Doctoral meeting: 'Process-to-Text: A Framework for the Description of Processes in Natural Language'

Processes constitute a useful way of representing and structuring the activities and resources involved in organization Information Systems. Daily, more event data is being produced and recorded, and process mining goal is to exploit these data, by automatically discovering the underlying process model, to extract valuable, process related information in a meaningful way that can be used to understand what is really happening in a process.

Process models represent in a graphical manner the activities that take place in a process as well as the dependencies among them. They tend to be enhanced with properties such as temporal information, process execution-related statistics, etc. This information is shown to users through visual analytic techniques, however, in real scenarios process models are highly complex and the number of properties that can be added to the process model is very high. This makes process models and visual analytics nearly impossible to be interpreted and understood by users, as deep knowledge of process modeling and analytics is required.

Natural Language Generation (NLG) and Linguistic Descriptions of Data (LDD) fields aim to provide users with textual descriptions that summarize the most relevant information of some data that is being described.
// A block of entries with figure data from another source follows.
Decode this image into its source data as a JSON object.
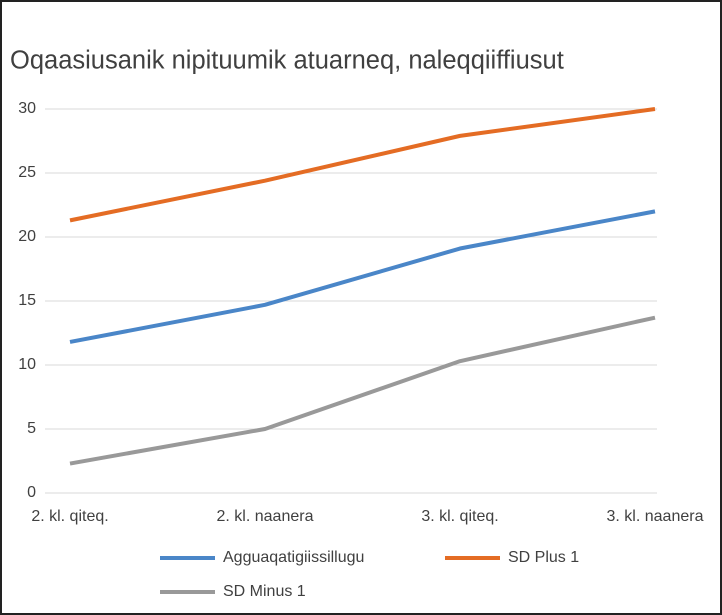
{
  "chart_data": {
    "type": "line",
    "title": "Oqaasiusanik nipituumik atuarneq, naleqqiiffiusut",
    "categories": [
      "2. kl. qiteq.",
      "2. kl. naanera",
      "3. kl. qiteq.",
      "3. kl. naanera"
    ],
    "series": [
      {
        "name": "Agguaqatigiissillugu",
        "color": "#4a86c8",
        "values": [
          11.8,
          14.7,
          19.1,
          22.0
        ]
      },
      {
        "name": "SD Plus 1",
        "color": "#e46c24",
        "values": [
          21.3,
          24.4,
          27.9,
          30.0
        ]
      },
      {
        "name": "SD Minus 1",
        "color": "#999999",
        "values": [
          2.3,
          5.0,
          10.3,
          13.7
        ]
      }
    ],
    "ylim": [
      0,
      30
    ],
    "yticks": [
      0,
      5,
      10,
      15,
      20,
      25,
      30
    ],
    "grid": true,
    "legend": "bottom"
  }
}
Research suggests that in some domains knowledge and expertise are required to understand graphical information and proves that specialists can take better decisions based on textual summaries than on graphical displays.

Therefore, natural language descriptions seem a good approach to enable or enhance the understanding of processes and its analytics as they can summarize, combine, and communicate information in ways it would not be possible with visual representations.

The objectives of this thesis are then the following:

  • To define a formal model able to generate natural language descriptions of both qualitative and quantitative information about processes; including fuzzy temporal and causal information from the process and its attributes, quantifying attributes in time during process life-span and able to recall causal relations and temporal distances between events, among other features.
  • Once this model is defined, a complete NLG pipeline will be implemented using this model as its content determination element for choosing which information to communicate and providing an intermediate representation of the information between the original process and the final natural language description.
  • Finally, this NLG system will be incorporated over a service-oriented-architecture tool for the interactive generation of process reports using natural language descriptions of processes as well as classical data visualization techniques.